O Talibã pediu negociações de paz com Paquistão ontem à noite depois das cidades em Afeganistão sofreu ataque aéreo.
O regime, que derrubou o governo apoiado pelo Ocidente há cinco anos, solicitou o diálogo depois de Cabul e Kandahar terem sido bombardeadas, no que o Paquistão declarou como “guerra aberta”.
Autoridades em Islamabad disseram que a operação estava “em andamento”, pois afirmava ter matado pelo menos 274 membros do Taleban.
Os combates nas regiões fronteiriças entre as forças talibãs e paquistanesas têm resultou em centenas de vítimas nas últimas semanas.
Os países têm enfrentado uma relação turbulenta nas últimas décadas com o Paquistão, que anteriormente fornecia refúgio aos líderes talibãs que atacaram as tropas ocidentais.
Os ataques do Paquistão foram a primeira vez que este enfrentou diretamente o Afeganistão. Os ataques foram em resposta às incursões talibãs no seu território.
Ontem à noite, a situação foi descrita como “guerra aberta”, com nuvens de fumo negro subindo dos edifícios em Cabul.
Segundo o Paquistão, os alvos eram edifícios militares talibãs, incluindo um depósito de munições.
Imagens não confirmadas pareciam mostrar grandes explosões no Afeganistão
Uma menina paquistanesa ferida foi tratada em um hospital em Bajaur
Mísseis foram lançados de aeronaves vistas no horizonte da capital afegã.
Espera-se que o Qatar faça a mediação entre os governos afegão e paquistanês numa tentativa de encontrar uma resolução para o conflito.
O ministro das Relações Exteriores do Taleban, Amir Muttaqi, disse: ‘O Afeganistão nunca apoiou a violência e sempre preferiu resolver questões com base na compreensão e respeito mútuos.
«No entanto, esta abordagem só será eficaz se a outra parte demonstrar uma vontade prática e sincera de encontrar soluções.»
O Talibã tem usou drones para atacar alvos dentro do Paquistão.
De acordo com relatos não confirmados, os confrontos resultaram em cerca de 300 mortos e feridos em ambos os lados.
O Paquistão e o Afeganistão partilham uma fronteira de 2.615 quilómetros que é efectivamente porosa e atravessada por contrabandistas e combatentes jihadistas.
O Paquistão ameaçou os talibãs na noite passada, com o ministro da Defesa, Khawaja Muhammad Asif, a dizer que “o nosso copo de paciência transbordou”, acrescentando “agora é uma guerra aberta entre nós e vocês”.
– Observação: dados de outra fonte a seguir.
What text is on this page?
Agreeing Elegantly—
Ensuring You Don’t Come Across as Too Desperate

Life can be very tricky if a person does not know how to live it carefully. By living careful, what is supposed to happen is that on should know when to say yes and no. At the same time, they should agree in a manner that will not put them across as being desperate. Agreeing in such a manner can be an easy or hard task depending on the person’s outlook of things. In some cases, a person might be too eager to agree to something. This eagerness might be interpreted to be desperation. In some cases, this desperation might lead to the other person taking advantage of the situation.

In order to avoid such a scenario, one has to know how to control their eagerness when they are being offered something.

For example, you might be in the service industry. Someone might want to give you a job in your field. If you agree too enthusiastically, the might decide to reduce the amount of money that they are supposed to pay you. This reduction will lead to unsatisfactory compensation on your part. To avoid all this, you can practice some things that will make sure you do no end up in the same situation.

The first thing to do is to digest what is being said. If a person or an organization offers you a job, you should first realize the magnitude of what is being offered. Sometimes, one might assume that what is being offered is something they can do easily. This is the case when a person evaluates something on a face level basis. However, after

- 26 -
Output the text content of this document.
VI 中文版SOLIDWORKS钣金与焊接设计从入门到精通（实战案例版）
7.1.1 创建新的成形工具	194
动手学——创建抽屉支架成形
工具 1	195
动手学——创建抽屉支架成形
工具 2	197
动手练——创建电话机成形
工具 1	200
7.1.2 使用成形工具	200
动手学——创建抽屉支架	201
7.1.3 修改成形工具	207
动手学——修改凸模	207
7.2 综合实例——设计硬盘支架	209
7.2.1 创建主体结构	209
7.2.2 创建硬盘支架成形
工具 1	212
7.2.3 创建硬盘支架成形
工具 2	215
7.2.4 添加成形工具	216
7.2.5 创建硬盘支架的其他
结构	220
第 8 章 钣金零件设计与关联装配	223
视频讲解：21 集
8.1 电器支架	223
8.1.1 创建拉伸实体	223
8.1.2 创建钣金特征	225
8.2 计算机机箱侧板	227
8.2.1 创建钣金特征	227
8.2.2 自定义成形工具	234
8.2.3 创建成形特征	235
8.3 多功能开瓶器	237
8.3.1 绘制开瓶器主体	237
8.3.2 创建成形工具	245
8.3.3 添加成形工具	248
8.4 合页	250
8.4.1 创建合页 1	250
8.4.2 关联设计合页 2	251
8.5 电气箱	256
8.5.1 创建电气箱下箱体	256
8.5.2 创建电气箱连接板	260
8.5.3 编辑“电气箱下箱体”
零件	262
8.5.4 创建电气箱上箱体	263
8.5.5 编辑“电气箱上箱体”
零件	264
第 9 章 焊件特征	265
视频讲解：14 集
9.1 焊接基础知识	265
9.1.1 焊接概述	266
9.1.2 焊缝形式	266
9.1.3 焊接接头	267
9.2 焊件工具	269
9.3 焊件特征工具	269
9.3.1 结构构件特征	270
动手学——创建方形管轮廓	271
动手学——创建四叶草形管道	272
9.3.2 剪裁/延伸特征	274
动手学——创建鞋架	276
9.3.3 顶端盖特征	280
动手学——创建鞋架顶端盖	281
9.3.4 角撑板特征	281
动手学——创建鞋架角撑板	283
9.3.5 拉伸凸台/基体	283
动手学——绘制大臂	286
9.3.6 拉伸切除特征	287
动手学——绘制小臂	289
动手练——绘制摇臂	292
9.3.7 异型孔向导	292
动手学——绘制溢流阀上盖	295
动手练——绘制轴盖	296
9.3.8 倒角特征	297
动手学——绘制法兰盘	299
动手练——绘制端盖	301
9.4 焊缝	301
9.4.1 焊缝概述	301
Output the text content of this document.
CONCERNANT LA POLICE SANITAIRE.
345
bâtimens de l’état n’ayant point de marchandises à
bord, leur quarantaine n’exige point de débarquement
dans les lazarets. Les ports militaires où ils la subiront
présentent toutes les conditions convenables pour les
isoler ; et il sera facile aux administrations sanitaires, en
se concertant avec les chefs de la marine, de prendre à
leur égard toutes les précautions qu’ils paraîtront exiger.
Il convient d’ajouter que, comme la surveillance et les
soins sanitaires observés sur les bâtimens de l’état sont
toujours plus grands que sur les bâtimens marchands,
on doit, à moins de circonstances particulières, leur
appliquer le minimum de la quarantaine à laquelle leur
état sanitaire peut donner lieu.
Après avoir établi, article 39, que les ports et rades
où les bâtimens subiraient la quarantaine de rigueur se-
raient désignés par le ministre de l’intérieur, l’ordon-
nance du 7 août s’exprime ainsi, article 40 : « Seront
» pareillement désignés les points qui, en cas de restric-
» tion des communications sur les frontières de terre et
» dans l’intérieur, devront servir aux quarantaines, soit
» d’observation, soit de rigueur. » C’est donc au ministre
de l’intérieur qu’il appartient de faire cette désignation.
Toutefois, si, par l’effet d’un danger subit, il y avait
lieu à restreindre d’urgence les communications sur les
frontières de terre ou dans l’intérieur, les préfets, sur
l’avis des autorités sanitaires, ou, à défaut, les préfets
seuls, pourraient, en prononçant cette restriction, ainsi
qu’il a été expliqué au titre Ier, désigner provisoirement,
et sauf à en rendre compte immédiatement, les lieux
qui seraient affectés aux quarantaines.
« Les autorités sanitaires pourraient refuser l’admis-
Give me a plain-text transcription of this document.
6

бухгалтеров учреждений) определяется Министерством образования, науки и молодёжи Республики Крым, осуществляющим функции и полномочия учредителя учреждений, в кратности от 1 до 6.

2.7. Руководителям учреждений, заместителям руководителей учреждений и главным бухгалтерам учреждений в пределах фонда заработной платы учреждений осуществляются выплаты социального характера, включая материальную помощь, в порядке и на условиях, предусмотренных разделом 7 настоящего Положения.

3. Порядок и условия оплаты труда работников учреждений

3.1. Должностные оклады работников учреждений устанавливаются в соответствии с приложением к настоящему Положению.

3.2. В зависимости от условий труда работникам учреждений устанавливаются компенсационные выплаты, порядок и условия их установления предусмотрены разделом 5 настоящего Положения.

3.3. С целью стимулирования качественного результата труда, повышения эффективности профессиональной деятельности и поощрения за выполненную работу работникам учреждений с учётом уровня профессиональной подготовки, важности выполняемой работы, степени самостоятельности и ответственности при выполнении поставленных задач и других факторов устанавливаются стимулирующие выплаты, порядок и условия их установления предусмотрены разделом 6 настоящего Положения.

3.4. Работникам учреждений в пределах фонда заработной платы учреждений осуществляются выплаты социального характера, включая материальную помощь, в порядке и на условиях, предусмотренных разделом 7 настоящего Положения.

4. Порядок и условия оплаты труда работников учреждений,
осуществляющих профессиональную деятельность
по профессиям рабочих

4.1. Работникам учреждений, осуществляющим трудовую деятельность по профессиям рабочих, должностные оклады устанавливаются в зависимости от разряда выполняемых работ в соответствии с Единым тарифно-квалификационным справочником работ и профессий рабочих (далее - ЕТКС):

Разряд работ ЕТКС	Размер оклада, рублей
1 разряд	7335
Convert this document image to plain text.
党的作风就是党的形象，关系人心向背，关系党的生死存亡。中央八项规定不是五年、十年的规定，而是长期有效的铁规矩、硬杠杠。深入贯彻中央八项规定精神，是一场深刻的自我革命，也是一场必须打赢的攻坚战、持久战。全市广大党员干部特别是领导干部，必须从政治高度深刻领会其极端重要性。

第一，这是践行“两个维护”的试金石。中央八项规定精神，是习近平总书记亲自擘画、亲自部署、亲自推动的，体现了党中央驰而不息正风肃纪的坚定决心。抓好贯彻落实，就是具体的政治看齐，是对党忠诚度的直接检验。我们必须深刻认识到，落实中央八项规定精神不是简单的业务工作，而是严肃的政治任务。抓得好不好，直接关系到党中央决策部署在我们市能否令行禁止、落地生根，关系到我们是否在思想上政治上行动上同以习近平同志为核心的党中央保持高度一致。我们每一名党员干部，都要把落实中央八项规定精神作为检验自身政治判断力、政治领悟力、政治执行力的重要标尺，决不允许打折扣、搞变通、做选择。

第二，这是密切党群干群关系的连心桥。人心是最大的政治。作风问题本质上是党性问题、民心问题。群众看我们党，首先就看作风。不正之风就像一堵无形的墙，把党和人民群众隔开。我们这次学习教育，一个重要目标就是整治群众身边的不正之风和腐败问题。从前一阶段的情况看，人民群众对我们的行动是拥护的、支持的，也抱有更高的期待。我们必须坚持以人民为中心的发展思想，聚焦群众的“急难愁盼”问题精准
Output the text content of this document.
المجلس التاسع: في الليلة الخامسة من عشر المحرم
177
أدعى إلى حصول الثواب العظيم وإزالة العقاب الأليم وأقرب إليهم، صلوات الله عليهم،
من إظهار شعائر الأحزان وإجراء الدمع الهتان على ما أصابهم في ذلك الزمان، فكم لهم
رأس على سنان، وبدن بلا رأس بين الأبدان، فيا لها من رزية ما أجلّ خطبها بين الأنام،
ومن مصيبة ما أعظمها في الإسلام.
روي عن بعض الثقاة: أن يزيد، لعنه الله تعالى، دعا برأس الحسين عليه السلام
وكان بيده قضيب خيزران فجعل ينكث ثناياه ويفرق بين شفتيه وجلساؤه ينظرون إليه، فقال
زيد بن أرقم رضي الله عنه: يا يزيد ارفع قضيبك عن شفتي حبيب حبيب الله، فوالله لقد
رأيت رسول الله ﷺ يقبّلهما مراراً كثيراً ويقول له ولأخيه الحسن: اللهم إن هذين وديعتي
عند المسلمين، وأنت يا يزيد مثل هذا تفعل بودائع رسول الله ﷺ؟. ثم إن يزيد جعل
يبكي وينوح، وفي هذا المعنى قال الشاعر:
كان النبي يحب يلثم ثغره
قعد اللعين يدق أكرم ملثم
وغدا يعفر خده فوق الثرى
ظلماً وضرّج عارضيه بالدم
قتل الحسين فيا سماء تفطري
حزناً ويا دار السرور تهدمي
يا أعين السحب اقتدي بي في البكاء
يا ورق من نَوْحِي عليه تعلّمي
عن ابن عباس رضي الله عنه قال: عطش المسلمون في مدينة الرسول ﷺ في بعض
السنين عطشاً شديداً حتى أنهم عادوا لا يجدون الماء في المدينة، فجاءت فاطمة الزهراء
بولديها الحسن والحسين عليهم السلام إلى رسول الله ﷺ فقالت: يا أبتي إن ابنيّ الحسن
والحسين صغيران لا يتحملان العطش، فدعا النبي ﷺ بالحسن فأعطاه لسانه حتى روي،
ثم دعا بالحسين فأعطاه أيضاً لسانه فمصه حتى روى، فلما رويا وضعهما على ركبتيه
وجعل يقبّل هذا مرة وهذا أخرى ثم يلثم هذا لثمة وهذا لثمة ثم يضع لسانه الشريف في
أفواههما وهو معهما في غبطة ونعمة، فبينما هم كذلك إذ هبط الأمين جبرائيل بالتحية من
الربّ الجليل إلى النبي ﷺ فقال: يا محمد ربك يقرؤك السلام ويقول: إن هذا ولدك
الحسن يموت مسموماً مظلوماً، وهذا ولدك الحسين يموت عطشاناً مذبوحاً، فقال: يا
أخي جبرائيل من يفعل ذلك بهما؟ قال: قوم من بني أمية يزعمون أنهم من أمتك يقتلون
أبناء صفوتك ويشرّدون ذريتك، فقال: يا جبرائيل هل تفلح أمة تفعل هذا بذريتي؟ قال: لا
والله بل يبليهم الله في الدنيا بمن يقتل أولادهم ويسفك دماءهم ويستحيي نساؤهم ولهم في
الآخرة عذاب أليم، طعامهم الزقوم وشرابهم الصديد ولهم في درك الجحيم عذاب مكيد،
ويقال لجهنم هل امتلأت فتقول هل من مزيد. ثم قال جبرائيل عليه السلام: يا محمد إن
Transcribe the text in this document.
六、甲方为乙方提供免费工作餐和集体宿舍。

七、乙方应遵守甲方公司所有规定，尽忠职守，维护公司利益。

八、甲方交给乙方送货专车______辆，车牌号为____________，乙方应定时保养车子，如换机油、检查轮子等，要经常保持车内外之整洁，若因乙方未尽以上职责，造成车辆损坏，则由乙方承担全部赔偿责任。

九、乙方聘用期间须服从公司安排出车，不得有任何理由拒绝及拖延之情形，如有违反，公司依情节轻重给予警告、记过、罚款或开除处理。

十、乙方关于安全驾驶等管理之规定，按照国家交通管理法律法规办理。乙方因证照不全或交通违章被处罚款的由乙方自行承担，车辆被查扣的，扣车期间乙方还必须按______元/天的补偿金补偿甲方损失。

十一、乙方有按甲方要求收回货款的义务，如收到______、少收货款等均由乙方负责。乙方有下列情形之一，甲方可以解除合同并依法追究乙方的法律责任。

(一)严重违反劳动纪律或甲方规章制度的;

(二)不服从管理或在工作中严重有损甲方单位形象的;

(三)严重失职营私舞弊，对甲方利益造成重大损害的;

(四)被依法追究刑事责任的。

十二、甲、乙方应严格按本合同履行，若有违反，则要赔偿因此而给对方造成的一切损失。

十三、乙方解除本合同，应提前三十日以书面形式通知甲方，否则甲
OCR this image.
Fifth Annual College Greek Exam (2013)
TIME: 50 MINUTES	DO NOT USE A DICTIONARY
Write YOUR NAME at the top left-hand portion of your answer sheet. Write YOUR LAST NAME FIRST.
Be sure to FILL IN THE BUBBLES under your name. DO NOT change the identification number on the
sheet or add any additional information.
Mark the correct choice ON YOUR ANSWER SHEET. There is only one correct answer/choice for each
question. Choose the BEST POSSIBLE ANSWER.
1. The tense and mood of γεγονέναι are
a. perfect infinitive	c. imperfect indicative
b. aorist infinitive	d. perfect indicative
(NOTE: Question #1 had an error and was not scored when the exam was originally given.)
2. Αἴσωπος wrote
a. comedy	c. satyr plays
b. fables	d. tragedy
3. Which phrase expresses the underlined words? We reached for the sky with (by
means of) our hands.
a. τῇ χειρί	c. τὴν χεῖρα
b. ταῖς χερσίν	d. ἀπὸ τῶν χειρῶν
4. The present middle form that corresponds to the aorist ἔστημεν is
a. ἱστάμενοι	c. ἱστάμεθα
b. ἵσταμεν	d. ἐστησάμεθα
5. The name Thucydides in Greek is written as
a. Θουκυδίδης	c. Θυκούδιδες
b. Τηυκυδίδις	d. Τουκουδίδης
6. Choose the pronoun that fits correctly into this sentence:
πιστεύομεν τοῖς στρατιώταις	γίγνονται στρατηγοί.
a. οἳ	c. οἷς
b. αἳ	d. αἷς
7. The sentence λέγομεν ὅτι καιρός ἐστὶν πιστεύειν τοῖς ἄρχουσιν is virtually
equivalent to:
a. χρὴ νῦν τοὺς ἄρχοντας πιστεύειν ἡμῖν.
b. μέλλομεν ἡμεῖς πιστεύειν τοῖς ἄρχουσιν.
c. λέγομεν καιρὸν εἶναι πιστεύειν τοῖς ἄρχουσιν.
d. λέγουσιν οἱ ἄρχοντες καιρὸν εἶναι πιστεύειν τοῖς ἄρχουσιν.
Pessoal de segurança do Taleban operando uma arma antiaérea e observando ataques aéreos paquistaneses
Combatentes do Taliban afegãos patrulham perto da fronteira Afeganistão-Paquistão na quinta-feira, que testemunhou combates transfronteiriços em grande escala
Canais de notícias paquistaneses transmitiram imagens de grandes explosões no Afeganistão
Ameaçou que quaisquer novos ataques dos Taliban resultariam numa “resposta comedida, decisiva e adequada”.
O Paquistão possui armas nucleares e as suas capacidades militares são muito superiores às do Afeganistão.
No entanto, os talibãs são adeptos da guerra de guerrilha, endurecidos por décadas de combate às forças do Reino Unido e internacionais.
O Taleban voltou ao poder no Afeganistão em 2021, surpreendendo o Ocidente com a velocidade das operações militares para depor o governo democrático do país.
Ontem, podiam-se ouvir sirenes de ambulâncias em Cabul e o som de jatos paquistaneses.
O porta-voz do Talibã, Zabihullah Mujahid disse que as forças paquistanesas realizaram ataques aéreos em partes de Cabul, Kandahar e Paktia na noite de quinta-feira, e em Paktia, Paktika, Khost e Laghman na sexta-feira.
O Paquistão está em alerta máximo de segurança desde que lançou ataques aéreos no início desta semana, que Islamabad disse ter como alvo campos de militantes do Taliban paquistanês e do Estado Islâmico no leste do Afeganistão.
Cabul e as Nações Unidas disseram que os ataques mataram 13 civis e o Taleban alertou que haveria uma resposta forte.
O governo da província paquistanesa de Punjab disse estar em alerta máximo para ataques de militantes na sexta-feira e conduziu uma série de operações de segurança, levando 90 cidadãos afegãos para centros de detenção para deportação.